Her parents’ names were chiseled, along with the dates of their births and deaths.
Samuel and Abigail Taylor
. Touching the deeply cut letters, May wished she knew why she had come. The hills and woods spread around her, silent and empty. The Ibis River, a narrow tributary of the wide Connecticut, was edged with ice. Brown leaves and dead grass, frozen together, stuck to the grave. Kneeling down, she began to clear the leaves away.

As she did, her head touched the stone.

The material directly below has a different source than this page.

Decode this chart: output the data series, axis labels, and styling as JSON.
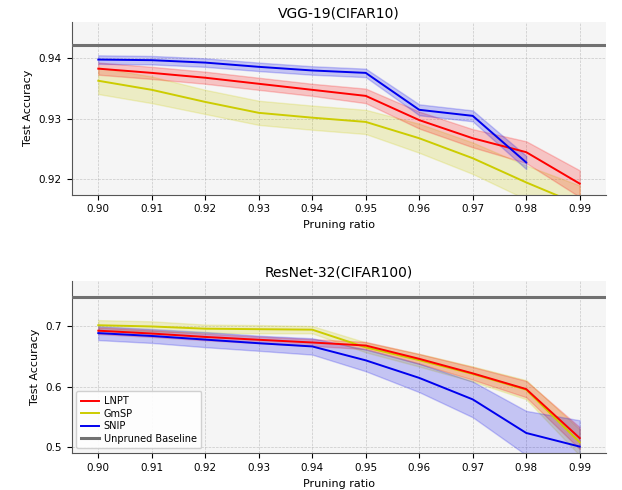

She thought of her mother and father and deep feelings of love came bubbling up in her chest. So much time had passed since she had seen her parents; she had grown up, had a child, gotten married.

The wind blew, scattering leaves.

May bowed her head and cried. She thought of the years she and her parents had missed. It seemed so cruel and unfair. They had been right here in the ground, just a few miles from the barn, while other people went on taking the days and seasons and years for granted. She thought of Martin and his father, wasting time in a fight, whatever terrible things had passed between them.